What's more important than who is at fault, is how to fix the problem. Changes to the CBA, new contract regulations, or giving agents morality training (TT?) all seem woefully unrealistic to solve a problem that could be solved by the owners themselves. Like steve said, they need to plan for the future too and consider the uncertainty of the cap. That's not so hard, and those who do it well will be rewarded. They need to find more effective ways of building quality rosters than throwing top dollar at the FA market. Some teams do this already, others don't. I feel like you are suggesting that everybody change the system to protect the owners who have failed at the current system. Failed, on the basis of their own free-will and bad decisions.
Minnesota has taken in incredible gamble. One that every other team basically balked at. Why can't they just thrive or crumble on the merits of that gamble? Why do we need to protect owners from those shifty agents? There are rules in place, there is a salary cap, and there are a boatload of greedy lawyers on both sides. Let the smartest, shrewdest owner win.

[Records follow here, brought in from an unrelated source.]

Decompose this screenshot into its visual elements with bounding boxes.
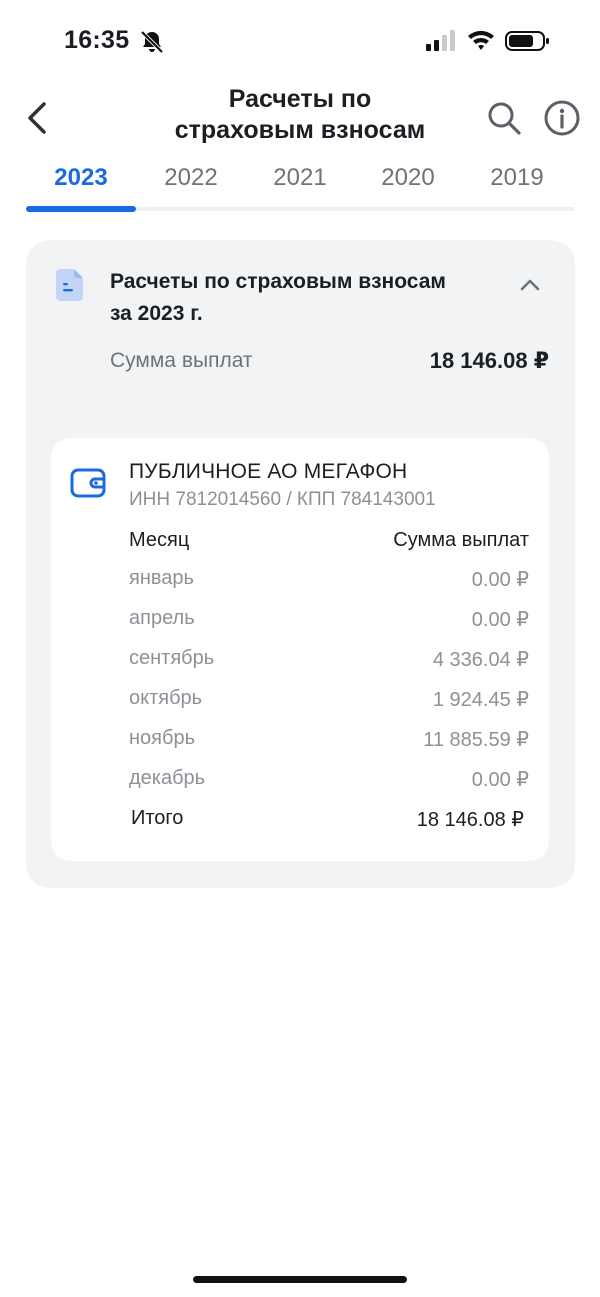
column-header-month: Месяц bbox=[129, 529, 190, 551]
row-month: октябрь bbox=[129, 687, 203, 709]
row-value: 4 336.04 ₽ bbox=[432, 649, 529, 671]
tab-2022[interactable]: 2022 bbox=[136, 164, 246, 192]
total-sum-label: Сумма выплат bbox=[110, 349, 253, 372]
tab-2020[interactable]: 2020 bbox=[353, 164, 463, 192]
row-value: 11 885.59 ₽ bbox=[423, 729, 529, 751]
table-row: ноябрь 11 885.59 ₽ bbox=[129, 727, 529, 757]
active-tab-indicator bbox=[26, 206, 136, 212]
row-month: январь bbox=[129, 567, 194, 589]
back-arrow-icon[interactable] bbox=[22, 98, 52, 138]
total-row: Итого 18 146.08 ₽ bbox=[131, 807, 524, 837]
table-row: декабрь 0.00 ₽ bbox=[129, 767, 529, 797]
search-icon[interactable] bbox=[484, 98, 524, 138]
page-title-line1: Расчеты по bbox=[228, 85, 372, 113]
summary-card: Расчеты по страховым взносам за 2023 г. … bbox=[26, 240, 575, 888]
total-value: 18 146.08 ₽ bbox=[416, 809, 524, 831]
row-value: 0.00 ₽ bbox=[471, 609, 529, 631]
table-row: апрель 0.00 ₽ bbox=[129, 607, 529, 637]
section-title[interactable]: Расчеты по страховым взносам за 2023 г. bbox=[110, 266, 510, 330]
table-row: январь 0.00 ₽ bbox=[129, 567, 529, 597]
wallet-icon bbox=[70, 468, 106, 498]
chevron-up-icon[interactable] bbox=[516, 274, 544, 294]
tab-2021[interactable]: 2021 bbox=[245, 164, 355, 192]
total-sum-value: 18 146.08 ₽ bbox=[429, 348, 549, 373]
row-month: сентябрь bbox=[129, 647, 215, 669]
app-screen: 16:35 Расчеты по страховым взносам 2023 … bbox=[0, 0, 600, 1297]
page-title-line2: страховым взносам bbox=[174, 116, 426, 144]
row-month: апрель bbox=[129, 607, 195, 629]
bell-muted-icon bbox=[140, 30, 164, 54]
column-header-sum: Сумма выплат bbox=[393, 529, 529, 551]
tab-2023[interactable]: 2023 bbox=[26, 164, 136, 192]
battery-icon bbox=[505, 31, 549, 51]
row-value: 0.00 ₽ bbox=[471, 769, 529, 791]
employer-card: ПУБЛИЧНОЕ АО МЕГАФОН ИНН 7812014560 / КП… bbox=[51, 438, 549, 861]
section-title-line1: Расчеты по страховым взносам bbox=[110, 270, 446, 293]
table-row: сентябрь 4 336.04 ₽ bbox=[129, 647, 529, 677]
year-tabs: 2023 2022 2021 2020 2019 bbox=[26, 160, 574, 216]
table-row: октябрь 1 924.45 ₽ bbox=[129, 687, 529, 717]
row-month: декабрь bbox=[129, 767, 206, 789]
status-bar: 16:35 bbox=[0, 22, 600, 62]
employer-name: ПУБЛИЧНОЕ АО МЕГАФОН bbox=[129, 460, 408, 483]
info-icon[interactable] bbox=[541, 97, 583, 139]
row-month: ноябрь bbox=[129, 727, 195, 749]
employer-ids: ИНН 7812014560 / КПП 784143001 bbox=[129, 489, 436, 510]
header: Расчеты по страховым взносам bbox=[0, 80, 600, 160]
section-title-line2: за 2023 г. bbox=[110, 302, 203, 325]
cell-signal-icon bbox=[426, 30, 455, 51]
total-label: Итого bbox=[131, 807, 184, 829]
wifi-icon bbox=[468, 30, 494, 50]
page-title: Расчеты по страховым взносам bbox=[140, 84, 460, 146]
document-icon bbox=[56, 269, 83, 301]
row-value: 0.00 ₽ bbox=[471, 569, 529, 591]
status-time: 16:35 bbox=[64, 26, 130, 54]
home-indicator[interactable] bbox=[193, 1276, 407, 1283]
tab-2019[interactable]: 2019 bbox=[462, 164, 572, 192]
row-value: 1 924.45 ₽ bbox=[432, 689, 529, 711]
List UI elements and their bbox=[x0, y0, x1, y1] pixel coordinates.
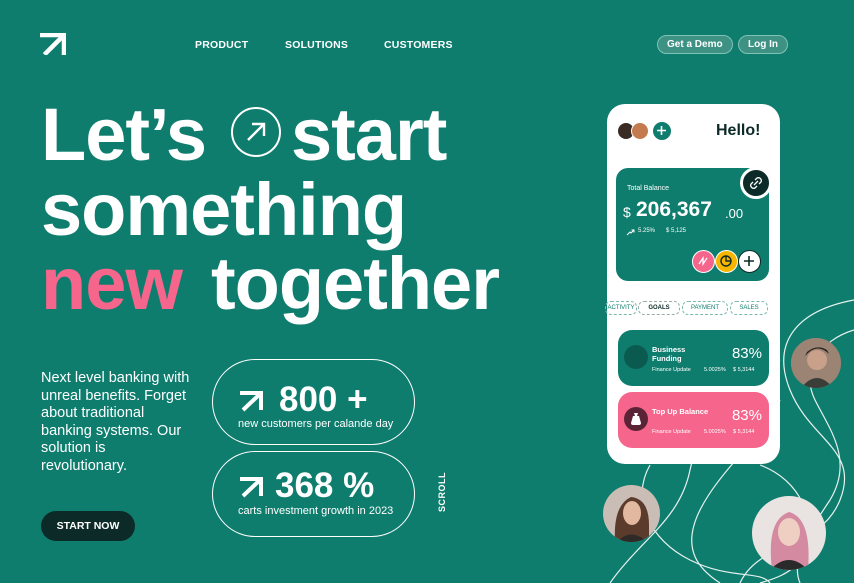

It would be one thing if the owners that were wildly throwing money around won the Cup every year, but that hasn't been the case at all. Of course spending to the cap helps, but I am convinced that there is already enough incentive not to throw gobs of money at FAs. Sure teams still do it, but until the teams signing the Dipietro, Bryzgalov, Leino, and Suter contracts start winning Cups, I don't see a need for changes to protect owners. Let them overspend and fail, others will win.
Until then I'll optimistically enjoy watching the Bruins, Red Wings, and others capitalize on the foolishness of others.
P.S. Expect Seguin's agent to be 'slimy'.